Published 06/08/2020, 07:37
Updated 06/08/2020, 07:45
© Reuters. FILE PHOTO: The spread of the coronavirus disease (COVID-19) in London

LONDON (Reuters) - Britain's banks hold enough capital to keep on lending and absorb the losses that are likely to arise due to the COVID-19 pandemic, the Bank of England said on Thursday.

Companies could suffer a cash flow deficit of up to 200 billion pounds, and lenders could suffer credit losses of less than 80 billion pounds, the BoE's Financial Policy Committee said in its Financial Stability Report.

"It remains the FPC’s judgement that banks have the capacity, and it is in the collective interest of the banking system, to continue to support businesses and households through this period," the report said.

"That said, the banking system cannot be resilient to all possible outcomes ― there are inevitably very severe economic outcomes that would challenge banks’ ability to lend."

But there would be costs to banks and for the wider economy from taking "defensive actions" such as scaling back on lending to boost their resilience, the report said.

To deplete capital ratios by more than 5 percentage points, banks would need to incur credit impairments of around 120 billion pounds.
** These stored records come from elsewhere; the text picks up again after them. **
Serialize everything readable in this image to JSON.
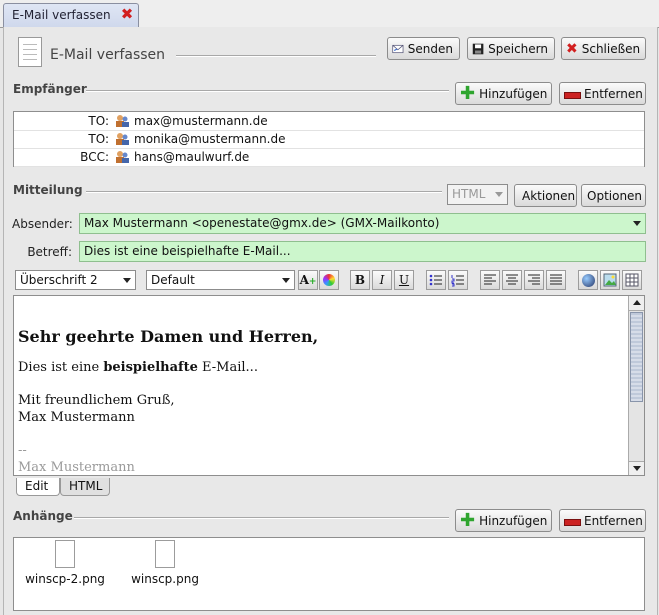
{
  "tab": {
    "label": "E-Mail verfassen"
  },
  "header": {
    "title": "E-Mail verfassen",
    "send_label": "Senden",
    "save_label": "Speichern",
    "close_label": "Schließen"
  },
  "recipients": {
    "section_label": "Empfänger",
    "add_label": "Hinzufügen",
    "remove_label": "Entfernen",
    "rows": [
      {
        "type": "TO:",
        "address": "max@mustermann.de"
      },
      {
        "type": "TO:",
        "address": "monika@mustermann.de"
      },
      {
        "type": "BCC:",
        "address": "hans@maulwurf.de"
      }
    ]
  },
  "message": {
    "section_label": "Mitteilung",
    "format_value": "HTML",
    "actions_label": "Aktionen",
    "options_label": "Optionen",
    "sender_label": "Absender:",
    "sender_value": "Max Mustermann <openestate@gmx.de> (GMX-Mailkonto)",
    "subject_label": "Betreff:",
    "subject_value": "Dies ist eine beispielhafte E-Mail..."
  },
  "toolbar": {
    "heading_value": "Überschrift 2",
    "font_value": "Default",
    "bold": "B",
    "italic": "I",
    "underline": "U"
  },
  "editor": {
    "heading": "Sehr geehrte Damen und Herren,",
    "line1_pre": "Dies ist eine ",
    "line1_bold": "beispielhafte",
    "line1_post": " E-Mail...",
    "greeting": "Mit freundlichem Gruß,",
    "name": "Max Mustermann",
    "sig_sep": "--",
    "sig_name": "Max Mustermann"
  },
  "editor_tabs": {
    "edit_label": "Edit",
    "html_label": "HTML"
  },
  "attachments": {
    "section_label": "Anhänge",
    "add_label": "Hinzufügen",
    "remove_label": "Entfernen",
    "files": [
      {
        "name": "winscp-2.png"
      },
      {
        "name": "winscp.png"
      }
    ]
  },
  "colors": {
    "accent_green": "#ccf6cc",
    "close_red": "#d21f1f",
    "add_green": "#2fa52f",
    "remove_red": "#cc2222"
  }
}
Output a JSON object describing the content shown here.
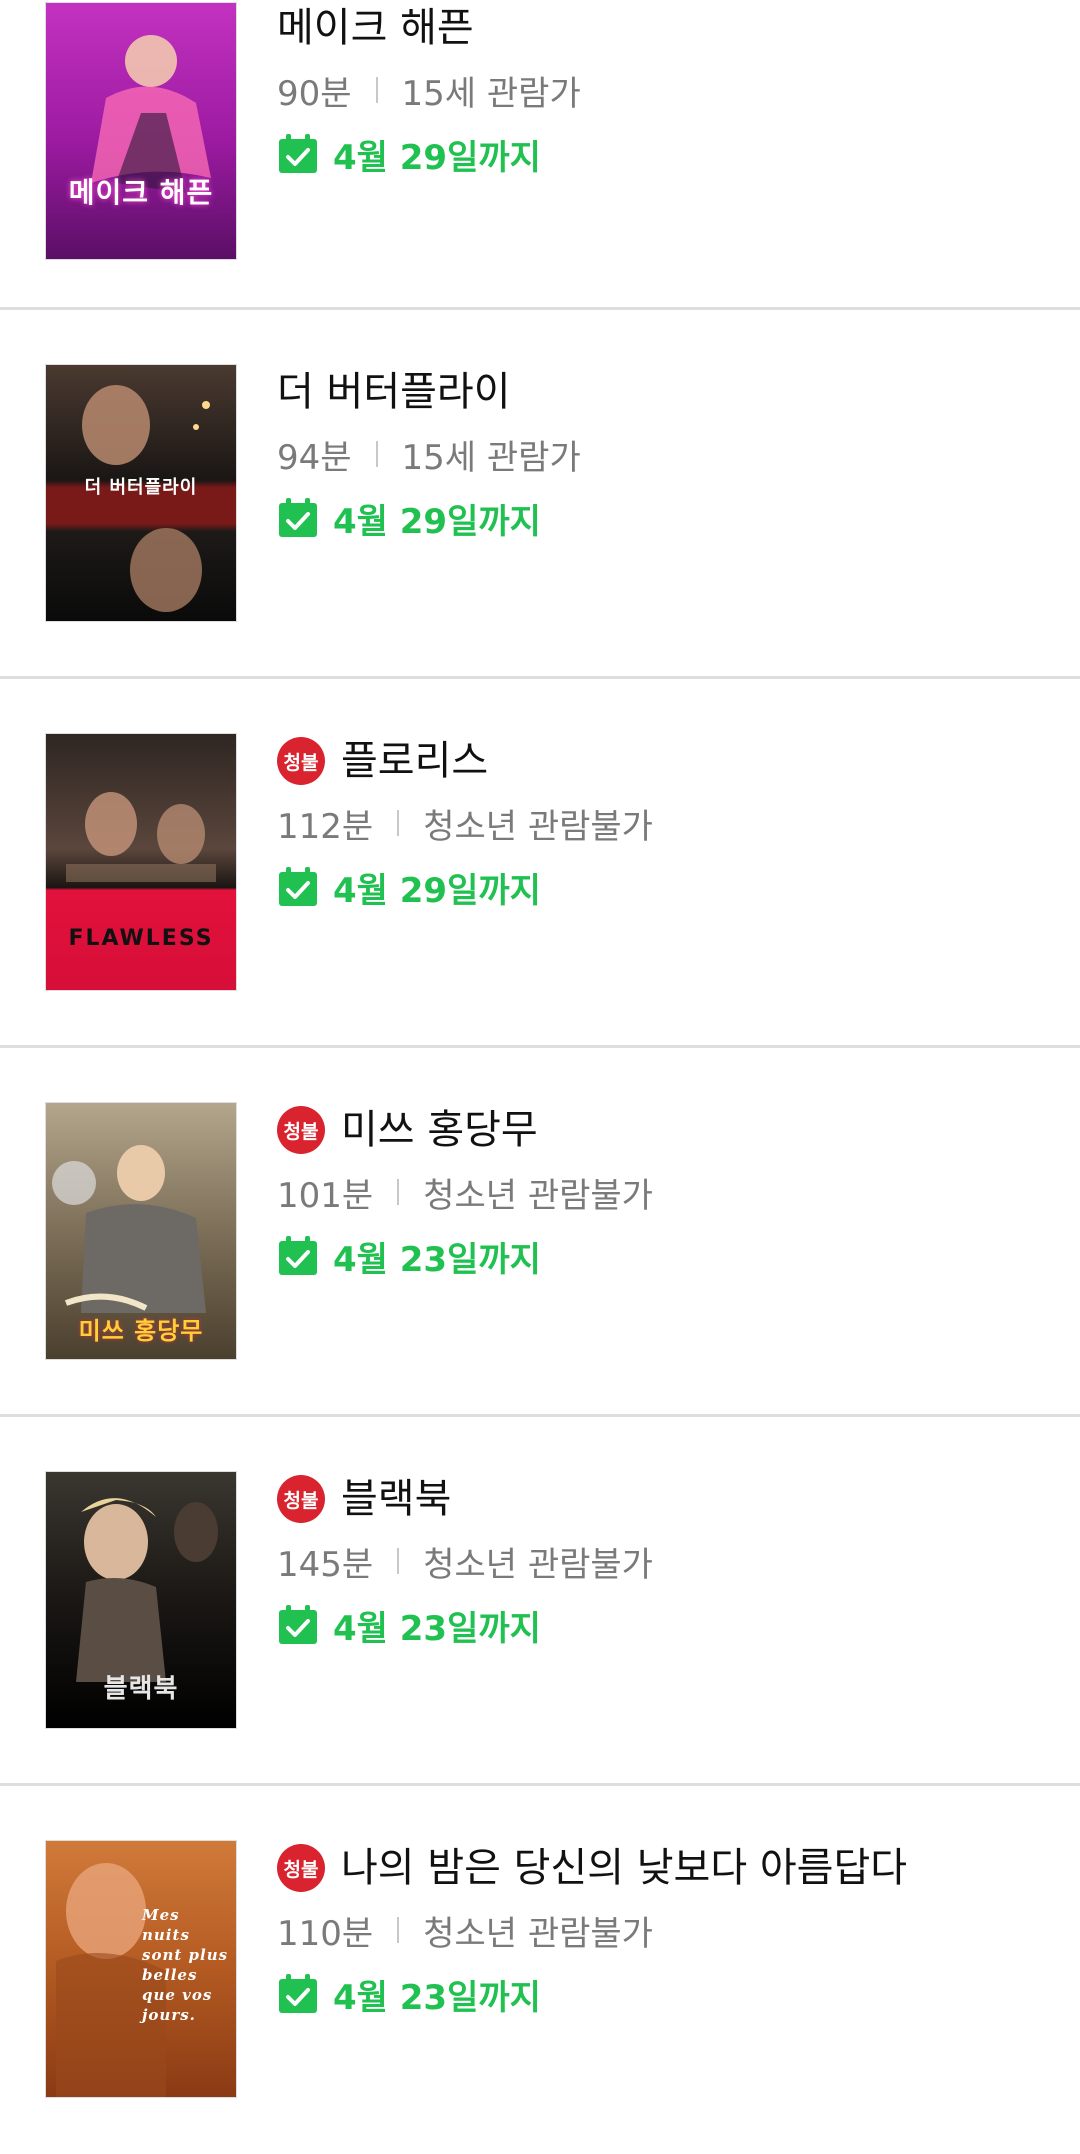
{
  "movies": [
    {
      "title": "메이크 해픈",
      "rating_badge": "",
      "runtime": "90분",
      "age_rating": "15세 관람가",
      "available_until": "4월 29일까지",
      "poster_text": "메이크 해픈",
      "poster_colors": [
        "#d12fc4",
        "#6a1470"
      ]
    },
    {
      "title": "더 버터플라이",
      "rating_badge": "",
      "runtime": "94분",
      "age_rating": "15세 관람가",
      "available_until": "4월 29일까지",
      "poster_text": "더 버터플라이",
      "poster_colors": [
        "#3a2a24",
        "#0b0b0b"
      ]
    },
    {
      "title": "플로리스",
      "rating_badge": "청불",
      "runtime": "112분",
      "age_rating": "청소년 관람불가",
      "available_until": "4월 29일까지",
      "poster_text": "FLAWLESS",
      "poster_colors": [
        "#3b2f2a",
        "#e2123c"
      ]
    },
    {
      "title": "미쓰 홍당무",
      "rating_badge": "청불",
      "runtime": "101분",
      "age_rating": "청소년 관람불가",
      "available_until": "4월 23일까지",
      "poster_text": "미쓰 홍당무",
      "poster_colors": [
        "#8a7a60",
        "#4a4030"
      ]
    },
    {
      "title": "블랙북",
      "rating_badge": "청불",
      "runtime": "145분",
      "age_rating": "청소년 관람불가",
      "available_until": "4월 23일까지",
      "poster_text": "블랙북",
      "poster_colors": [
        "#2a2622",
        "#000000"
      ]
    },
    {
      "title": "나의 밤은 당신의 낮보다 아름답다",
      "rating_badge": "청불",
      "runtime": "110분",
      "age_rating": "청소년 관람불가",
      "available_until": "4월 23일까지",
      "poster_text": "Mes nuits sont plus belles que vos jours.",
      "poster_colors": [
        "#c46a2a",
        "#7a3412"
      ]
    }
  ],
  "icons": {
    "calendar_check": "calendar-check-icon",
    "accent_green": "#20c151",
    "badge_red": "#d9232e"
  }
}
"This would require events to have an economic impact worse than that seen from March onwards," the report said.

Britain left the European Union in January and transition arrangements end in December, with no new UK-EU trade deal in place so far.

"Most risks to UK financial stability that could arise from disruption to cross-border financial services have been mitigated, even if the current transition period ends without the UK and EU agreeing specific arrangements for financial services," the report said.